Of course, there is no absolute answer as to what makes a “good” or “bad” translation. In a sense, a good translation is one that can be done with the available budget while serving its purpose.

However, there are times when the quality of the text is the predominant factor: a well-written and easily understandable text will save your colleagues time and leave a positive impression on your customers and business partners. Here are some things I suggest you consider when evaluating the quality of a text that has been translated into English. These are the kinds of criteria that a good translator should take into account when translating their text, and they highlight some of the problems that are often found in mediocre translations. Some of these points will, of course, apply more generally to translations between multiple languages:

– Does the translation use too much formal or scientific vocabulary? Words that sound too scientific in English can often be direct translations of words in other languages ​​that are simpler. For example, is the word “anomaly” used when “failure” sounds more natural? Does the translation mention a “lung disease” when “lung disease” would sound more natural to a general audience? These are the classic symptoms of a translation from a language like French or Spanish, where the word “Latin” is a naturally derived and normal-sounding word in these languages, but in English it becomes a scientific term fit only for a highly specialized audience.

– Does the translation use comprehensible words, but not quite ‘le mot juste’? Does the text speak of “social insertion” when “social integration” would sound more natural?
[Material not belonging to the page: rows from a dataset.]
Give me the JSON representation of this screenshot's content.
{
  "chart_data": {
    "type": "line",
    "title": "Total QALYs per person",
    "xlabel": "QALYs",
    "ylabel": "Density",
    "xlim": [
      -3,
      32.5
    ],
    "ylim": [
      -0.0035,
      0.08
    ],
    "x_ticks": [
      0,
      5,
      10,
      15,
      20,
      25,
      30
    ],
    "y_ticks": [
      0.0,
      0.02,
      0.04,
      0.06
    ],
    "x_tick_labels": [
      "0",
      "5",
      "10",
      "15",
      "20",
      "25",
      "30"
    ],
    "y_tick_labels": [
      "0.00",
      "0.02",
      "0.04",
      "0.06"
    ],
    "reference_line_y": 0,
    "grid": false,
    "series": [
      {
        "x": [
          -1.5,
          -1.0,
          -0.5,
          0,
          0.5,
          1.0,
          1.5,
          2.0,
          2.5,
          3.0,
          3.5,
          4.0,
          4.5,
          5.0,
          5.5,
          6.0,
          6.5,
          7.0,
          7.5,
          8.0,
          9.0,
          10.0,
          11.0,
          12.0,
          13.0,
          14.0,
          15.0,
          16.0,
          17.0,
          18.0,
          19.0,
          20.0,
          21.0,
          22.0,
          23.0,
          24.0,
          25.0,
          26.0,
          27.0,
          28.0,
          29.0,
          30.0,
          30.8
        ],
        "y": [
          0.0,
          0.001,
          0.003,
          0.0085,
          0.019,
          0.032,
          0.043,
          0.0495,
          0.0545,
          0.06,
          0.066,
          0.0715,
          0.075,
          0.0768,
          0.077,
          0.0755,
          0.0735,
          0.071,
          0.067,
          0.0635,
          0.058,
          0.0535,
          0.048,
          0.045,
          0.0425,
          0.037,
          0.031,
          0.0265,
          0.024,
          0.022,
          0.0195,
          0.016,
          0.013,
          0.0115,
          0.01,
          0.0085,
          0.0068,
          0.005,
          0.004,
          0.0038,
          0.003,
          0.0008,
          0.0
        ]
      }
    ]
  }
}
Are you talking about “eventual problems” instead of “potential problems”? Or a person’s “administrative status” when “administrative status” would be more common?

– Are adjectives or descriptive phrases used where English would more naturally use a compound? For example, English allows a phrase like “remote access device”, while other languages ​​may have to use a phrase that literally means “remotely accessible device” or “device that allows remote access”.

– Likewise, sentences with “of” or “for” are overused when English would use a compound. Overuse of phrases like “sales strategy from/for” instead of “sales strategy” are classic signs of a multi-language translation.

– Are the determiners (“the”, “a”, “your”…) used as they would be in idiomatic English? Phrases like “saw increased productivity” rather than simply “saw increased productivity” suggest too literal a translation. More subtly, a phrase such as “the terms and conditions”, “the cities and the cities” instead of “the terms and conditions”, “the cities and the cities” suggests a translation of a that normally does not allow two nouns to share the same word for “o” (like French), while repeating the word “o” is unnatural in English.

– Does the translation use a narrative style and rhetoric that sounds natural in English? We’ve all seen signs in French museums telling us, for example, that “the king will die in 1483.” More subtle signs of a translation include overused rhetorical questions (which, for example, appear more common in Spanish than in English, where they can make your text sound too childish). In an English translation, decisions must also be made about, for example, the use of contractions (“no”, “can’t” vs “no”, “cannot”) or the stranding preposition (“Who… a ?” vs “Who(m)…?”) that might not have been problems in the source language. Does the style adopted convey the impression you want to give to your audience?

Ultimately, the translated text should sound like the original, written to convey your message with the style and readability you intended.